C’est une ‘‘alerte enlèvement’’ publiée par Me Jackson Kalonji qui a annoncé la nouvelle : Kovo Félix Ingila Bokondo a été enlevé ce lundi 26 mai 2025 aux alentours de 2 heures du matin ‘‘par un escadron d’hommes lourdement armés, certains en tenue militaire, d’autres en tenue civile’’, pour une destination inconnue.
Selon Me Jackson Kaloni qui cite l’épouse de M. Ingila, ceux qui ont amené ce dernier «se sont introduits par effraction dans sa résidence du Quartier Mimosa dans la commune de Ngaliema en détruisant le portail avec un véhicule de type Mercedes communément appelé “Kabasele”».
«Il y a lieu de craindre pour son intégrité physique au regard de la brutalité qui a accompagné son enlèvement devant son épouse et sa famille biologique restées traumatisées», ajoute Me Jackson Kalonji.
La famille et les proches de Kovo Ingila ignorent où il a été conduit et cherchent à le localiser. Des sources familiales affirment qu’un neveu de M. Ingila, mineur d’âge, aurait également été amené lui aussi. Pour l’heure, nul ne connaît les raisons de cette interpellation en pleine nuit.

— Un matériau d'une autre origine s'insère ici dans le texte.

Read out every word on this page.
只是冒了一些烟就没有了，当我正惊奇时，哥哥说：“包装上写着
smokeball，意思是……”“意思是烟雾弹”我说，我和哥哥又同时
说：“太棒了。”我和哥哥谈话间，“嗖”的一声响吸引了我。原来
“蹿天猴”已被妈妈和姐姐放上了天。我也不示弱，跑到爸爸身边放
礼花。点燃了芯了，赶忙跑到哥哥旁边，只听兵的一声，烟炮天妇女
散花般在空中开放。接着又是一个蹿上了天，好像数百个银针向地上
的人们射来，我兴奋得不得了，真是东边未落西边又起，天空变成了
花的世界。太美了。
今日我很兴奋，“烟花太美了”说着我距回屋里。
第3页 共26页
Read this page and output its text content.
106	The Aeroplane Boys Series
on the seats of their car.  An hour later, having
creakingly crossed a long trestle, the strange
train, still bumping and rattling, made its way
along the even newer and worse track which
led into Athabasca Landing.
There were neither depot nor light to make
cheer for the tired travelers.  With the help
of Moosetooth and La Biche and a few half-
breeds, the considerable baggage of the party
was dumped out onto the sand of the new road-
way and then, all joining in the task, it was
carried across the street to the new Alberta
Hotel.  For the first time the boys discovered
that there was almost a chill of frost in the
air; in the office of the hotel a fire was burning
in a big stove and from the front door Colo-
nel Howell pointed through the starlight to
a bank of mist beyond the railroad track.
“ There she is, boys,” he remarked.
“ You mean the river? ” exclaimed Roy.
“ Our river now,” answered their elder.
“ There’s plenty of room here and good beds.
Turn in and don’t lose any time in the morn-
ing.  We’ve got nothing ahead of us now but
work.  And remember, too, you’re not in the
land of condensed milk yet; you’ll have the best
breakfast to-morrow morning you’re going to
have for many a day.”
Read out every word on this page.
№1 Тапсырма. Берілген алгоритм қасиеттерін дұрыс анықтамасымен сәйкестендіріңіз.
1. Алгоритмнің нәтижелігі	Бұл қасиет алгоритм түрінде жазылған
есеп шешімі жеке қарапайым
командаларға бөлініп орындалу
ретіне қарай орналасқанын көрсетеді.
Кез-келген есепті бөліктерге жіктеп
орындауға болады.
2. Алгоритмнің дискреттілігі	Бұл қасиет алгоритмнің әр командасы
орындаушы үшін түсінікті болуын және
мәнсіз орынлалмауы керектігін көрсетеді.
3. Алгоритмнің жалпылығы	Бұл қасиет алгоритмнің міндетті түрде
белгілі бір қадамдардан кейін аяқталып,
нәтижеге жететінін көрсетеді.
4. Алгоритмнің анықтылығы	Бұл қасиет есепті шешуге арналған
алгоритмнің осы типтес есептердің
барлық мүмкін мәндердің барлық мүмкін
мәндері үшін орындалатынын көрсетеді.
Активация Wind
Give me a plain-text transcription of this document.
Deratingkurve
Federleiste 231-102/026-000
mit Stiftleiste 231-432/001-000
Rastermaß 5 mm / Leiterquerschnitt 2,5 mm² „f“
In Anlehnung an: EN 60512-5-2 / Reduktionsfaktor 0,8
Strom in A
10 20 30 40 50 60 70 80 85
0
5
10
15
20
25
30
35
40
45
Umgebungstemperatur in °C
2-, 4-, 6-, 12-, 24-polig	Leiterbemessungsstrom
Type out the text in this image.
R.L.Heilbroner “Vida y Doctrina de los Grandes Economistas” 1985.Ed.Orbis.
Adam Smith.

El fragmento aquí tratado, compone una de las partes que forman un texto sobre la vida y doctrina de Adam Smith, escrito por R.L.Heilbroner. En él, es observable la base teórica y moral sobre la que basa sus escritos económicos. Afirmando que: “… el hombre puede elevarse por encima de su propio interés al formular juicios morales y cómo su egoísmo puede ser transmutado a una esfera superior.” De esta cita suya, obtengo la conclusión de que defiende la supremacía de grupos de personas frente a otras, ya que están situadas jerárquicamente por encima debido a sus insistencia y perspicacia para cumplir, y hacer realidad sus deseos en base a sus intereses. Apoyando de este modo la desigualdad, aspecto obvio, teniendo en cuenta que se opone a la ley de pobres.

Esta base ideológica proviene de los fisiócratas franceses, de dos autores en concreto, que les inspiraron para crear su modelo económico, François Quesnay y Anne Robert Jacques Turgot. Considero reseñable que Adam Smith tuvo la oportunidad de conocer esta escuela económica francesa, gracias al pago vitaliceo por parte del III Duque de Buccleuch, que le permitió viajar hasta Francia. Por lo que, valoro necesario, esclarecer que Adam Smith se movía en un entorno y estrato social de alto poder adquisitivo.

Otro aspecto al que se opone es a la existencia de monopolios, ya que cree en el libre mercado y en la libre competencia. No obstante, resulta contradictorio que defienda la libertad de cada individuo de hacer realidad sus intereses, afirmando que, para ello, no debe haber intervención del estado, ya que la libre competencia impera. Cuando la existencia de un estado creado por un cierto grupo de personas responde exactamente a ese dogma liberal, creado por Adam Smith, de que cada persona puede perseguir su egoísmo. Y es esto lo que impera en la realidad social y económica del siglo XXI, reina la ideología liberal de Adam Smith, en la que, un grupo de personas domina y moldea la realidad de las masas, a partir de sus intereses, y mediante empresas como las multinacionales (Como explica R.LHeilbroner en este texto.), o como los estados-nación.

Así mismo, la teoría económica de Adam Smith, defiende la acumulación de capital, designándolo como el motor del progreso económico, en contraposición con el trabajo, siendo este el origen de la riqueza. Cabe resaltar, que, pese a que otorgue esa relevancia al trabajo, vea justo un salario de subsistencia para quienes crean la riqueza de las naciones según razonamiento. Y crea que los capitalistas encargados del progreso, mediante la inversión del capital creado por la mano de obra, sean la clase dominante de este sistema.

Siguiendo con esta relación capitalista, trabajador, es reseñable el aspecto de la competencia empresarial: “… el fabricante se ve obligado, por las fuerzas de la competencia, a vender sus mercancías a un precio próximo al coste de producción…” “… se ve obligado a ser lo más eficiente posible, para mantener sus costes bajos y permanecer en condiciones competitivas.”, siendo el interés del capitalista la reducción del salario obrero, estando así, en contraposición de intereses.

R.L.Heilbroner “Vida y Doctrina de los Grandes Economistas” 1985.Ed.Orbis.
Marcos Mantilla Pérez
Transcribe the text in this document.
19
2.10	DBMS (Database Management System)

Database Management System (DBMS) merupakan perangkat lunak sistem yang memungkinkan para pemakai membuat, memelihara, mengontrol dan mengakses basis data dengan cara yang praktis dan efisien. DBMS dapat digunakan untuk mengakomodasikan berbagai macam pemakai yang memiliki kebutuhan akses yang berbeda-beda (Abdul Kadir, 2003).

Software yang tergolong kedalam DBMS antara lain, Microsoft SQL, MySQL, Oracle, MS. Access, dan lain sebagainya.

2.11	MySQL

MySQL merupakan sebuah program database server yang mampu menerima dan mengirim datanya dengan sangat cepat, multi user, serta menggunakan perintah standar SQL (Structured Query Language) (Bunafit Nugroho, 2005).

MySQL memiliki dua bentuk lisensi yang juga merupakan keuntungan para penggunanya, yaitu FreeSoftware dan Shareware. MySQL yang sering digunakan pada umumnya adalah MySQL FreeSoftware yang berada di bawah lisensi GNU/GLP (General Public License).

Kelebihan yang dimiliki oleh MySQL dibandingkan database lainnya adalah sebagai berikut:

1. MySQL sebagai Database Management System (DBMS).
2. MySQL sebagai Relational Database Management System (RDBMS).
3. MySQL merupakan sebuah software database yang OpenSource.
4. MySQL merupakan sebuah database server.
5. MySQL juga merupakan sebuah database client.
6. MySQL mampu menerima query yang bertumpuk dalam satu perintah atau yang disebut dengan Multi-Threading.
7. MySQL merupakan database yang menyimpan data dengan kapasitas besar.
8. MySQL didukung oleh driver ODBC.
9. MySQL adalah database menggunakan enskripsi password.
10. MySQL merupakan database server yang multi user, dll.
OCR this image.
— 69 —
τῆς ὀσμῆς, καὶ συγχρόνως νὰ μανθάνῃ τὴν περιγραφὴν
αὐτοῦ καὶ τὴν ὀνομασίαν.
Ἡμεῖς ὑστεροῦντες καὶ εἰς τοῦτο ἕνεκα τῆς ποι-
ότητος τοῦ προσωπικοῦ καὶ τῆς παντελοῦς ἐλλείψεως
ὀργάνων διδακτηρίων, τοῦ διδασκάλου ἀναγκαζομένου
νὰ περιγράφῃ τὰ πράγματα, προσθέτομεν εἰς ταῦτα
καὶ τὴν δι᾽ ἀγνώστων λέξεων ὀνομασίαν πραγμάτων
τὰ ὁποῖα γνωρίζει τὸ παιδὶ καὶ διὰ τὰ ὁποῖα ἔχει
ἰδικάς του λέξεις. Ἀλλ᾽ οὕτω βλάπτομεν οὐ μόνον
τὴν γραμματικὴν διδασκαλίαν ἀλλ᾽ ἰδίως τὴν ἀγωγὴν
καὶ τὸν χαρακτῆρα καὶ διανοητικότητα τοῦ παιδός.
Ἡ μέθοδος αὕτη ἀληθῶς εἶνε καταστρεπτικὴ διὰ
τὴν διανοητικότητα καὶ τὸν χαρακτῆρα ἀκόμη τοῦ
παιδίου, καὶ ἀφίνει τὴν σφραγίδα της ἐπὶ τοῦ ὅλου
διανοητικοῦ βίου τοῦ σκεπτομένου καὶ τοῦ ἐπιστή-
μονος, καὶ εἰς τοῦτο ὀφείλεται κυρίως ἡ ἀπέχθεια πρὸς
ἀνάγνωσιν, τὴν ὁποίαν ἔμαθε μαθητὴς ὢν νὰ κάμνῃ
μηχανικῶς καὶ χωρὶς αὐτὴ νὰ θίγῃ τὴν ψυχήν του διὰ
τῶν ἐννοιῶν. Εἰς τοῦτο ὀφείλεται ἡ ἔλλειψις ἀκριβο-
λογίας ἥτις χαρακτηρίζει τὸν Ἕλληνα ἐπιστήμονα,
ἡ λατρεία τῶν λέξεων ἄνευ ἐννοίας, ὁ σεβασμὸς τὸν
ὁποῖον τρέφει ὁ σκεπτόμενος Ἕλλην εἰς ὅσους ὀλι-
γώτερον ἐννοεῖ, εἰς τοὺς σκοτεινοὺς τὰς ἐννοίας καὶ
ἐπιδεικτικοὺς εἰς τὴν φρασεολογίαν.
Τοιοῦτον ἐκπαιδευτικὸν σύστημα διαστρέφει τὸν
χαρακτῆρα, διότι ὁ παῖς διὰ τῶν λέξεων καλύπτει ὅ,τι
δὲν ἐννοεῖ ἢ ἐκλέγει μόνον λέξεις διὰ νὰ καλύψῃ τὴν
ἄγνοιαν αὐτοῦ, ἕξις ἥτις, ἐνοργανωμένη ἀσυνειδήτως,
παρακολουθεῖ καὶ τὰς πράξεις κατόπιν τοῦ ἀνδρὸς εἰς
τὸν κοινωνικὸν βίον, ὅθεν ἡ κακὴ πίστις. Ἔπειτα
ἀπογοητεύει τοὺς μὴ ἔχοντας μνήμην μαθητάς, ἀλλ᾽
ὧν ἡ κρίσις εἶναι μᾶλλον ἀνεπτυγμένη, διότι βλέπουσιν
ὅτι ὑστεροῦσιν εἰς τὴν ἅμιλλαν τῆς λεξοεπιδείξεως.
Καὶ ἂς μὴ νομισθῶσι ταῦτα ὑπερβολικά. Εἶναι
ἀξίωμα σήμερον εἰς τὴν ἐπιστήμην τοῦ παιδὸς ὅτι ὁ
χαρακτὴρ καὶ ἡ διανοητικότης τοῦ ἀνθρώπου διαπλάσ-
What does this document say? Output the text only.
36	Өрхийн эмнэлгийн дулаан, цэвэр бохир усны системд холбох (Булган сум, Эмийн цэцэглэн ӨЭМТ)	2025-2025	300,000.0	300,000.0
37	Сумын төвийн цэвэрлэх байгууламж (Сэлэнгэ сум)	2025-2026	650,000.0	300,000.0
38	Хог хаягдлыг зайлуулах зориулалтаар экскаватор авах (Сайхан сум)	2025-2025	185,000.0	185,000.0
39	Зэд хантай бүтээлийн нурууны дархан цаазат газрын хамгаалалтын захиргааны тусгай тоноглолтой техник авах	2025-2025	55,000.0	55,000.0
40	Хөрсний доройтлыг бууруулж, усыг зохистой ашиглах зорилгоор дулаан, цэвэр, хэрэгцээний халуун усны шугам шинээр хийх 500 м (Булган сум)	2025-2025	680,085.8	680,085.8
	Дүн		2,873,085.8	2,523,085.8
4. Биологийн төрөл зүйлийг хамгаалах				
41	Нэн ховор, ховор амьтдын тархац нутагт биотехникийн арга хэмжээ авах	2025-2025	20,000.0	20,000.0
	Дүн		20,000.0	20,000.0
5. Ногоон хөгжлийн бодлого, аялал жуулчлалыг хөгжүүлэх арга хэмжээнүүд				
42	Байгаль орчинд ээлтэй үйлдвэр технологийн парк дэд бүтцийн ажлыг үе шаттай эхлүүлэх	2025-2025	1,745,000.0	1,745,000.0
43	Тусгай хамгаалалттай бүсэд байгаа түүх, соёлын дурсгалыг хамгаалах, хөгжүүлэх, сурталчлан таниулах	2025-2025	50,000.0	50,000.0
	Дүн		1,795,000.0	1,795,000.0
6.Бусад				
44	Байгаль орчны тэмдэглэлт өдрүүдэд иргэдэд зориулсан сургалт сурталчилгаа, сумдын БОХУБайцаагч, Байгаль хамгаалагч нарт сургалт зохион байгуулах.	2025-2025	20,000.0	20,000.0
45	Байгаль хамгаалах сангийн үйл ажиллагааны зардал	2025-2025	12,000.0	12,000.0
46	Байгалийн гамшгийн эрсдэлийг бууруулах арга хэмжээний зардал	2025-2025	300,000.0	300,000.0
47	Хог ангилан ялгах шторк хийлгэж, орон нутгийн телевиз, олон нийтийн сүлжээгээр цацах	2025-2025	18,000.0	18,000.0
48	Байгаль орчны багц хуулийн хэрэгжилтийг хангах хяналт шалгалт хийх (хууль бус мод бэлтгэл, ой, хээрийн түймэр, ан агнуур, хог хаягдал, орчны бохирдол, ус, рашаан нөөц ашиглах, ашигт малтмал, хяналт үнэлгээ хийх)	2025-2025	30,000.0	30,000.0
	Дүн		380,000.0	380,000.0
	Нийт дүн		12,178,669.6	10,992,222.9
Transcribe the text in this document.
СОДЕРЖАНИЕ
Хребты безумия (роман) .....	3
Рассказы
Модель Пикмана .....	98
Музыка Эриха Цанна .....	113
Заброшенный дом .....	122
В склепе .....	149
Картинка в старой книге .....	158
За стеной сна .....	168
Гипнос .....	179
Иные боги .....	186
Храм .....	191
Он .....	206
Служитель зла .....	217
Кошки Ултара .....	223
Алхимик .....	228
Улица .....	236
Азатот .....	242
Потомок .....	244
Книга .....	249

Ancien cadre de l’Union pour la démocratie et le progrès social, UDPS, aujourd’hui au pouvoir, élu député national de Kinshasa II Funa en 2011 sur liste ‘‘Soutien à Etienne Tshisekedi’’ (SET en sigle), Kovo Ingila est passé ensuite au MLC de Jean Pierre Bemba dont il est vice-président de l’interfédéral de Kinshasa.
Ses ennuis ont commencé en février dernier après une passe d’armes avec le secrétaire général intérimaire de son parti, Fidèle Babala Wandu. Lors d’une discussion dans un groupe WhatsApp des cadres du MLC, Kovo Ingila avait partagé un lien de Simaro Ngongo, un des communicateurs du mouvement rebelle AFC/M23. En réaction, Fidèle Babala avait réagi en disant son étonnement et en demandant à Kovo Ingila s’il était propagandiste de Nangaa et Willy Ngoma (respectivement coordonnateur et porte-parole militaire de l’AFC). «Jamais de la vie. Je vous donne seulement les informations sur la situation du pays», avait répondu Kovo Ingila.
Selon notre confrère C-News qui avait publié les captures d’écran des discussions en cause au sein du groupe WhatsApp des cadres MLC, dans les jours qui ont suivi ce débat, Kovo Félix Ingila a été convoqué à l’auditorat militaire pour y être entendu sur ses prétendues connexions avec le M23 et Nangaa. Le confrère ajoutait alors que le 14 février, des militaires munis d’un mandat d’amener avaient fait irruption à la résidence de l’ancien député pour l’arrêter.
Depuis lors, la tempête semblait s’être calmée. Jusqu’au rebondissement de ce jour.